Publicado 30/12/2025 07:53

Óscar López diz que a auditoria do PSOE mostra que não há financiamento irregular: "não há vínculo com a Gürtel".

O Ministro da Transformação Digital e da Função Pública, Óscar López, apresenta a nova fábrica de criação e pós-produção audiovisual em Madri, na Elamedia Estudios, em 19 de dezembro de 2025, em Madri (Espanha). A iniciativa, que surge a partir de
Marta Fernández - Europa Press

Ele garante que nenhum governo na história agiu com tanta força contra a corrupção quanto o de Pedro Sánchez.

MADRID, 30 dez. (EUROPA PRESS) -

O ministro da Transformação Digital e do Serviço Público, Óscar López, disse que o relatório da autidoría sobre as contas do PSOE publicado hoje mostra que não houve financiamento irregular em seu partido "que é o grande sonho da direita" e que não há vínculo com o Gürtel.

Foi o que ele disse esta manhã em uma entrevista na RNE, captada pela Europa Press, na qual foi perguntado sobre o relatório de auditoria encomendado pelo PSOE para descartar irregularidades durante os mandatos de Santos Cerdán e José Luis Ábalos como Secretários de Organização e que foi publicado hoje por alguns meios de comunicação. O relatório afirma que não houve financiamento irregular do PSOE, embora tenha havido algumas despesas marcantes.

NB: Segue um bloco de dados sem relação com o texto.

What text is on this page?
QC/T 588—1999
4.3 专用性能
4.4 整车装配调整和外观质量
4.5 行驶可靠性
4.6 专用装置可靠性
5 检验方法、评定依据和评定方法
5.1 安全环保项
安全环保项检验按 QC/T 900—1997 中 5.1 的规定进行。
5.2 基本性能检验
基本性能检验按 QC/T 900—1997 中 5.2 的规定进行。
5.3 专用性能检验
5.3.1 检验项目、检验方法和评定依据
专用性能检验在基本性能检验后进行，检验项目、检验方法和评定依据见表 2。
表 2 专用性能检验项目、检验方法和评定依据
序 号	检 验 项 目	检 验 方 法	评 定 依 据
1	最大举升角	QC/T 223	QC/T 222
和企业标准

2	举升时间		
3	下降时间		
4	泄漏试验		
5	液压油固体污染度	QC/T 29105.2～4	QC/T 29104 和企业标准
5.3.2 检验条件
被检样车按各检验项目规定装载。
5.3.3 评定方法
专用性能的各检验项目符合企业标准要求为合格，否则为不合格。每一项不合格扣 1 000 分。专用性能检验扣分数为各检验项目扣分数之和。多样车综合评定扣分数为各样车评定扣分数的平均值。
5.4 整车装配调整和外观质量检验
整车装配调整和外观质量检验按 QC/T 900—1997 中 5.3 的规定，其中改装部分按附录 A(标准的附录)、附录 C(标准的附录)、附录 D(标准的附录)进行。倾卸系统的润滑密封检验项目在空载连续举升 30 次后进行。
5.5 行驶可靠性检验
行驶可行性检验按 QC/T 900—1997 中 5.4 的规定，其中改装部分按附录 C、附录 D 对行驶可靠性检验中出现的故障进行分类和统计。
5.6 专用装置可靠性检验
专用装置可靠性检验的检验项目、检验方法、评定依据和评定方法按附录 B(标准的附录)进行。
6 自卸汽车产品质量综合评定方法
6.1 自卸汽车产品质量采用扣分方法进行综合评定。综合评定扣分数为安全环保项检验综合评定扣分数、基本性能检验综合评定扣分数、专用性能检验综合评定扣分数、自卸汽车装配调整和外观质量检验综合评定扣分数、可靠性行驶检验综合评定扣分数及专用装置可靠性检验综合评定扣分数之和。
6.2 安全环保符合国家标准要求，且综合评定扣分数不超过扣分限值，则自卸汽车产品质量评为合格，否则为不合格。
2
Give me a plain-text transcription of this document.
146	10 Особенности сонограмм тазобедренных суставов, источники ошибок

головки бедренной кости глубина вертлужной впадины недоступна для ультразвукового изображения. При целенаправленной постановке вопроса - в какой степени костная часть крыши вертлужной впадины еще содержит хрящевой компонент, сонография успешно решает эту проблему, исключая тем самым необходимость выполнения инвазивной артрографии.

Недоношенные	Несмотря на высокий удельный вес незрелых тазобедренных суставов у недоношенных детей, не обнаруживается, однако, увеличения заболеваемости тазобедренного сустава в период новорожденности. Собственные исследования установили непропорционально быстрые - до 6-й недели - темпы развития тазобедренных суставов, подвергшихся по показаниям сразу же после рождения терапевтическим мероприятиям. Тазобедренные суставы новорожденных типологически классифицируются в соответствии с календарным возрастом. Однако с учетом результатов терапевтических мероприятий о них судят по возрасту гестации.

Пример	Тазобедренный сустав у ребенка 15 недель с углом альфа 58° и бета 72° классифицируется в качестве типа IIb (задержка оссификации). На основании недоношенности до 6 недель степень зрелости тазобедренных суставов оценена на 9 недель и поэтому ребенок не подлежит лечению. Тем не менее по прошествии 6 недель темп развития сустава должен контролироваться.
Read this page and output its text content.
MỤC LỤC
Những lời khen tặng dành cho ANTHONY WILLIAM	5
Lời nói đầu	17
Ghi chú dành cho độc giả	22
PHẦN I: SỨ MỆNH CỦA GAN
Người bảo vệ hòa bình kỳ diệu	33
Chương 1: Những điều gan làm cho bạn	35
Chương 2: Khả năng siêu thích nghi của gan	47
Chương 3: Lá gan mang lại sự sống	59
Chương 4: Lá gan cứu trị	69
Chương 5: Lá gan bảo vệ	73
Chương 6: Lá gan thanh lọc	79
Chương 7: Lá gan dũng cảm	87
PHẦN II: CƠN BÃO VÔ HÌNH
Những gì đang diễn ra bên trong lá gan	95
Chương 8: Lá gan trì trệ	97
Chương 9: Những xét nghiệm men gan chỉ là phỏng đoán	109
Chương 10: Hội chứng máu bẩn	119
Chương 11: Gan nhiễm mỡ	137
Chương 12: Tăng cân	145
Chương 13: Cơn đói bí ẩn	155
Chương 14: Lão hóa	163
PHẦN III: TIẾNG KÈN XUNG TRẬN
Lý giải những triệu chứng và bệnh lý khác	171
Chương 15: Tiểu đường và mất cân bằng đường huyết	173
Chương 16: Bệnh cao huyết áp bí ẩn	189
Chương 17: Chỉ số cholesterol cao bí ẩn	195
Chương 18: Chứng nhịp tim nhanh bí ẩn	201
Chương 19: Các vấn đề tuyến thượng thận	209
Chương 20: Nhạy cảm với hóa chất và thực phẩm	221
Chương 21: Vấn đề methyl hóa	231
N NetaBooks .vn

"Pelo que pude saber, é claro que o relatório mostra que não houve financiamento irregular no caso do PSOE", enfatizou, lembrando também que o referido documento credencia todas as contas do PSOE e que não há nada que fuja do controle e que os pagamentos foram feitos de forma regular.

Em outras palavras, que "não há nenhum caso de financiamento irregular" no PSOE, o que, de acordo com Óscar López, é o "grande sonho da direita". "Um vínculo com Gürtel? Bem, não há vínculo", exclamou ele, ressaltando que, a partir daí, as pessoas que estão agora no tribunal "têm o direito de se defender e terão que se defender".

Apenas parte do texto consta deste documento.